一面の暗闇、泥の海 洪水被災地ルポ 命奪い、生活飲んだ鉄砲水 西ジャワ・ガルット 

 チマヌク川の洪水発生から3日目の23日午前1時半ごろ、ガルット県の被災地チマチャン村に入った。停電の続く川沿いは真っ暗闇。目を凝らし恐る恐る歩を進めると、ずぼりと足が沈む。鉄砲水に飲まれた村一帯では、大量の泥が路地を埋め尽くしていた。    

 川沿いの路地は現在も、深さ30センチほどの泥水で覆われている。乳製品工場職員のタタンさん(40)は、自宅の床を覆った泥をかき出しながら、「避難時は首の高さ(約1.6メートル)まで水が来た。子ども2人を肩に乗せ、妻を右腕に抱えて必死に泳いだ」と当時を振り返った。
 鉄砲水の発生当日は午後10時に就寝し、約1時間後、妻が浸水に気づいた。「起こされてから30分で一気に水位が上がった。避難した後、家の屋根まで水につかった。水深は4メートルを超えていた」という。他の住民も、水位は4〜7メートルだったと話す。
 チマヌク川沿いには高さ12メートルの橋が二つかかる。北部のガルット・バスターミナルからはこれらの橋を渡り、中心部へと向かう。鉄砲水は一時、橋まで達したという。
 現地入りしていた国軍広報担当によると、豪雨は20日午後8時から翌21日午前3時ごろまで降り続いた。ガルット県から南西の方向にあるパパンダヤン山で地滑りがあり、チマヌク川の上流が一時せき止められた。20日午後11時前にせき止めていた土砂が流れ、たまっていた水が一気に川に流れ込んで鉄砲水が発生、被害が拡大したという。
 被災から3日、住民らはたまった泥のかき出しに追われている。支援物資のポスコ(詰め所)で配布を管理しているハルン・ムルヤナさん(43)は「コメや水、オムツや服は既に十分ある。必要なのは泥の清掃だ」と話す。
 国軍やインドネシア赤十字(PMI)、国家警察が協力し、午後1時半過ぎにようやく動き出した放水車の水で排水路への水路が完成し、泥をかき出すための準備が整いつつある。「泥が無くなればもっと支援が届く。発生から1週間が経過する前に、村をきれいにしたい」と話した。
 泥水は住民の命を奪い、生活を飲み込んだ。川から30メートル離れたところに住むイワン・スティヤワンさん(41)は川岸で、泥にまみれた証明書をはけで1枚1枚丁寧に洗って干す作業を続けていた。

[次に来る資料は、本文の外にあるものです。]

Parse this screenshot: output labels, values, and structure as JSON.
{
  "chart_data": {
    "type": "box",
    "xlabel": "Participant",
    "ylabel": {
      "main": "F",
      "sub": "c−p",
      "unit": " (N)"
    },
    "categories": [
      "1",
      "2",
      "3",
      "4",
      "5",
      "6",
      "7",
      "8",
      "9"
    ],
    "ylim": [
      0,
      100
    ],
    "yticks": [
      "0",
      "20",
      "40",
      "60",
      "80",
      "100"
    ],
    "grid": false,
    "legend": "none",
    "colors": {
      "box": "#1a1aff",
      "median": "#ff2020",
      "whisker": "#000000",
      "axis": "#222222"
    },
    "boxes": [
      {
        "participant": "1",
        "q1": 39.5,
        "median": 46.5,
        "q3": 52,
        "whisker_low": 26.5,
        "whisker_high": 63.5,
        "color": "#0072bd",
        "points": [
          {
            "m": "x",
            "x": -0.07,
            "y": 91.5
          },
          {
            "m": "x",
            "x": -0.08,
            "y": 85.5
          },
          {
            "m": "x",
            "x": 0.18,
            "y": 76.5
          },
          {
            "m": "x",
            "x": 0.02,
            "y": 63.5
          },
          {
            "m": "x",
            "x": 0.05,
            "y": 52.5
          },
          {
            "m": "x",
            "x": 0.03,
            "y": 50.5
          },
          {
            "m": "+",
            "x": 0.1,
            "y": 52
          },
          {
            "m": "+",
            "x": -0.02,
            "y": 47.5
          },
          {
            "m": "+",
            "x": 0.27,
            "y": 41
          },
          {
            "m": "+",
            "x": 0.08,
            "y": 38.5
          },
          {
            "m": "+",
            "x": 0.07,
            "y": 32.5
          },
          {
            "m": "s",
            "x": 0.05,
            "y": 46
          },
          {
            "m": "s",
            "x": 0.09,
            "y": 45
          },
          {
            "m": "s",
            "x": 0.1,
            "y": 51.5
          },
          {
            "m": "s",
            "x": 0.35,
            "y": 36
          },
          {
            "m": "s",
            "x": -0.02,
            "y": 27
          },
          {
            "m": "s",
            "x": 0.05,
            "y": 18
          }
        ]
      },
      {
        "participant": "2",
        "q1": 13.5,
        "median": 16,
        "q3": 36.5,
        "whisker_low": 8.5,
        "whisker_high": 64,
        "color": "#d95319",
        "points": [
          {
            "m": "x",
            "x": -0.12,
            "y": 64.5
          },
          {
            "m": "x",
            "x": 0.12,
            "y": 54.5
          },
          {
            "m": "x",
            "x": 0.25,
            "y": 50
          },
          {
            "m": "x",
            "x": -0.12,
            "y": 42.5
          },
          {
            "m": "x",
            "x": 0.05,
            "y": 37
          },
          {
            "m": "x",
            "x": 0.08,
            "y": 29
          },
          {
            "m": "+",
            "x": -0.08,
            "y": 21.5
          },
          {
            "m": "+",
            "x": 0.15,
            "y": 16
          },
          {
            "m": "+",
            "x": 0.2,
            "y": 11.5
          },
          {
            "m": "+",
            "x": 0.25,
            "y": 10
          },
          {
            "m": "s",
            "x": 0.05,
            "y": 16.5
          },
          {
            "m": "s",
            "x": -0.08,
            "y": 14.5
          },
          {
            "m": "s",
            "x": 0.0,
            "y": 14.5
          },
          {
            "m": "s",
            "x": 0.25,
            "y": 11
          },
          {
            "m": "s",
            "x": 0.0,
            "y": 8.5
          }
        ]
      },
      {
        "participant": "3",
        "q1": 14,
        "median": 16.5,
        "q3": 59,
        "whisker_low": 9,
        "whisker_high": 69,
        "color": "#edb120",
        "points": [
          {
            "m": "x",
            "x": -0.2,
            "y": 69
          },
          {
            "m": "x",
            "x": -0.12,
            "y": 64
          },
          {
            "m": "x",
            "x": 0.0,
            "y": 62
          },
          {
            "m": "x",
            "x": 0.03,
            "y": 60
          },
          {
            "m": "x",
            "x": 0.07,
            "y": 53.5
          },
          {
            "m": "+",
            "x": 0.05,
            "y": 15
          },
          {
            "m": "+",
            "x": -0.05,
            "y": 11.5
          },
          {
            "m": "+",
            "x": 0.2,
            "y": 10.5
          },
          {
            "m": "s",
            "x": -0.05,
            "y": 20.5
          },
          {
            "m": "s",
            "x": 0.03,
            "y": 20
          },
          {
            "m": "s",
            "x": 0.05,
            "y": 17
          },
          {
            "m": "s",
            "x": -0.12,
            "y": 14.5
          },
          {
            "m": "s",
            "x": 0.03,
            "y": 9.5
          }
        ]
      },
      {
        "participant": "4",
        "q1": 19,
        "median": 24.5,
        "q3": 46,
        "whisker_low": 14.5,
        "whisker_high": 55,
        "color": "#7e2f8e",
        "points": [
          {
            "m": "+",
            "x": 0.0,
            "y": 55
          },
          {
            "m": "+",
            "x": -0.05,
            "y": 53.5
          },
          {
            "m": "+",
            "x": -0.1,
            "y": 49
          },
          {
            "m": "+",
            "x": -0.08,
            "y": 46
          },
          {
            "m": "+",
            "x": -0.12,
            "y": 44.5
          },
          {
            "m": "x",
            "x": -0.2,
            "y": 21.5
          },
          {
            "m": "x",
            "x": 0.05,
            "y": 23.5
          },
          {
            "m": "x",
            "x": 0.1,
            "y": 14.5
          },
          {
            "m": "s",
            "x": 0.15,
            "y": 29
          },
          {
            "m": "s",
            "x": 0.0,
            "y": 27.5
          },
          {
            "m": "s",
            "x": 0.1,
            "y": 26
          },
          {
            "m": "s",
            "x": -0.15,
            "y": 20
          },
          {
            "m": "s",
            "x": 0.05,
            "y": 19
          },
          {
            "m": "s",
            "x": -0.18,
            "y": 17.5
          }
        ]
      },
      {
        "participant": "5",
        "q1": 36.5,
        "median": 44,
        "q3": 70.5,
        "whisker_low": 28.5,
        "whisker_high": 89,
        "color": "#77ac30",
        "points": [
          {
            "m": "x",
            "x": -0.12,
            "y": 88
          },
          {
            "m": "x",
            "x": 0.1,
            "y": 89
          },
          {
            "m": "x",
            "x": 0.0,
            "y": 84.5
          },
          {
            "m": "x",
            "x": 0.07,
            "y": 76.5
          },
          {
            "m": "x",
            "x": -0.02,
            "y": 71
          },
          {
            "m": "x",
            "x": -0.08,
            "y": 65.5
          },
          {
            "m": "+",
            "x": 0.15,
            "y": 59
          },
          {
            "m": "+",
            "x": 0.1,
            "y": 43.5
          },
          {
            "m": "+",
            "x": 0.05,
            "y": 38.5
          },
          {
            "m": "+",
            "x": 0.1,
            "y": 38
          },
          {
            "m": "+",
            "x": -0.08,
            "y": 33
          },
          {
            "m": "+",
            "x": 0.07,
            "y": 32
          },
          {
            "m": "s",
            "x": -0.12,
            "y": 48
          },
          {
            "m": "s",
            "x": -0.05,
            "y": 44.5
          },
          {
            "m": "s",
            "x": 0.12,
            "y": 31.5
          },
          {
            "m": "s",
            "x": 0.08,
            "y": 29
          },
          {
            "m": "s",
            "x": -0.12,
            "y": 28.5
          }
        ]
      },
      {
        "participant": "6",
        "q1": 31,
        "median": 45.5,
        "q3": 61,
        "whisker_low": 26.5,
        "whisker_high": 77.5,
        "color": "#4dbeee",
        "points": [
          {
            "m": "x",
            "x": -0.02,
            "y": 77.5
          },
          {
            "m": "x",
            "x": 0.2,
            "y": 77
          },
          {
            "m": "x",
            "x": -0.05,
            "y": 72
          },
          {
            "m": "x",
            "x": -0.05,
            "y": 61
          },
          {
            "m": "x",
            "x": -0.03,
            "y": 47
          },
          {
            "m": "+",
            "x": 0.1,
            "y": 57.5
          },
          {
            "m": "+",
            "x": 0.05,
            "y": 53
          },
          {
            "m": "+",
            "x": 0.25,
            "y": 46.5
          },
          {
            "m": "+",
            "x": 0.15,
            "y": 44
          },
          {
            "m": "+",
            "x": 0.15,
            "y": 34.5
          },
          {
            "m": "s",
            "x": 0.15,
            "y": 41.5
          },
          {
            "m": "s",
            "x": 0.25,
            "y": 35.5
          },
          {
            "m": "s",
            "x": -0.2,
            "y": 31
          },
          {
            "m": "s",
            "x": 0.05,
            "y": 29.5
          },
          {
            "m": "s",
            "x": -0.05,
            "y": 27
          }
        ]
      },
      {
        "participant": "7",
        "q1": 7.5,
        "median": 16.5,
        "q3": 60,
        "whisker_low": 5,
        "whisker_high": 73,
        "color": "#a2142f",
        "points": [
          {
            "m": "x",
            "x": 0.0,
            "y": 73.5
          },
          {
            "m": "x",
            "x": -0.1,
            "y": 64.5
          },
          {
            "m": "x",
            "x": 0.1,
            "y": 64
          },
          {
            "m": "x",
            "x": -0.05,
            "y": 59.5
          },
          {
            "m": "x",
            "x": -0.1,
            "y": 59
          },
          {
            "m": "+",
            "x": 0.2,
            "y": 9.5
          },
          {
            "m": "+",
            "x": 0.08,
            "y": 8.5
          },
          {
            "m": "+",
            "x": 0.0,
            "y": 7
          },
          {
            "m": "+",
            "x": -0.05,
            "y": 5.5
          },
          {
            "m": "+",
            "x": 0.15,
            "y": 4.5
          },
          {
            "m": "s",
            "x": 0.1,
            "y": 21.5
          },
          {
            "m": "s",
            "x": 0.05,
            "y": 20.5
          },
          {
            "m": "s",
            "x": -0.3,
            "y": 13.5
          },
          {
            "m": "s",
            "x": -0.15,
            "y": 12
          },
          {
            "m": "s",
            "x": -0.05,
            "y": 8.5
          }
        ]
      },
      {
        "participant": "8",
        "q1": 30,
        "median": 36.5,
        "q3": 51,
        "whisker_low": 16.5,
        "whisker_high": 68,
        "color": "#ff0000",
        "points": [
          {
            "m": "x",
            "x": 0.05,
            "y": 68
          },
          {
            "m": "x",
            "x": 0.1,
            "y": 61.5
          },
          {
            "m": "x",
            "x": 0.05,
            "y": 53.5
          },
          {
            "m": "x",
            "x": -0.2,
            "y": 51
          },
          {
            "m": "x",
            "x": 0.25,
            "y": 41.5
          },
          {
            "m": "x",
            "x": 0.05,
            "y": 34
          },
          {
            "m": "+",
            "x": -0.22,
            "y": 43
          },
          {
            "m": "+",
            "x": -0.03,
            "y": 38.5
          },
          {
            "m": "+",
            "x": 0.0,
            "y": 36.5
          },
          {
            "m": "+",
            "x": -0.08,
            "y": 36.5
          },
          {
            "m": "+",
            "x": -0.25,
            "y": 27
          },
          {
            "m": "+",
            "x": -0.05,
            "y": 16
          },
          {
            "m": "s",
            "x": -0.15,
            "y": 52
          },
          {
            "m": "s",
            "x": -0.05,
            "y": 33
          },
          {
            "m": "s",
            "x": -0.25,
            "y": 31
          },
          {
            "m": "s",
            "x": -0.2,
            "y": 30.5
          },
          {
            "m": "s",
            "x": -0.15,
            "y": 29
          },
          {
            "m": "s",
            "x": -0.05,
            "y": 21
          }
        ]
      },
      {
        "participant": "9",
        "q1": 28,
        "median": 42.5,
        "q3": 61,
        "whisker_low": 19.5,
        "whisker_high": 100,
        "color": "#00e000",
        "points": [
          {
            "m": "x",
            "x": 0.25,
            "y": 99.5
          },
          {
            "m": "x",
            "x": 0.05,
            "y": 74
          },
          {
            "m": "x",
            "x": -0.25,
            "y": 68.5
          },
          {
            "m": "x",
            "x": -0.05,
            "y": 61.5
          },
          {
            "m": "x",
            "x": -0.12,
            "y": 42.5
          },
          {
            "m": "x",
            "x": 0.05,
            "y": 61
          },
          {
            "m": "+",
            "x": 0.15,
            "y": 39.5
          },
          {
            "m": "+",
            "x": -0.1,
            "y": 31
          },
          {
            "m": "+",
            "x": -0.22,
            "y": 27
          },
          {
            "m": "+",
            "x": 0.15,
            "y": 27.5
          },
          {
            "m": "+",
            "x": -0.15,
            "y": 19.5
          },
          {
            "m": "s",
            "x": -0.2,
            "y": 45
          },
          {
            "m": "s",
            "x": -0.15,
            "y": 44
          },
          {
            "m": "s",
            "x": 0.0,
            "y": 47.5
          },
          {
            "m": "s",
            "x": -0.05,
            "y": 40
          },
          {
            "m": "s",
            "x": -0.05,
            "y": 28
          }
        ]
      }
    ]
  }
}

 「約40年ぶりの大洪水だった。卒業や結婚証明書、土地の権利書、出生証明書などをまとめていた箱だけしか持ち出す時間がなかった。これらがないと就職もできなくなってしまうので、既に高さ50センチに達していた洪水の中、必死に抱えて飛び出した。(この直後)家は全壊してしまった」と話した。
 ガルット県では、チマチャン村とルウィダウン村、ドクトル・スラメット病院周辺で大きな被害が出た。23日時点の県全体での被害状況は、248戸が流され、全壊186戸、半壊79戸、浸水445戸。(中島昭浩、写真も)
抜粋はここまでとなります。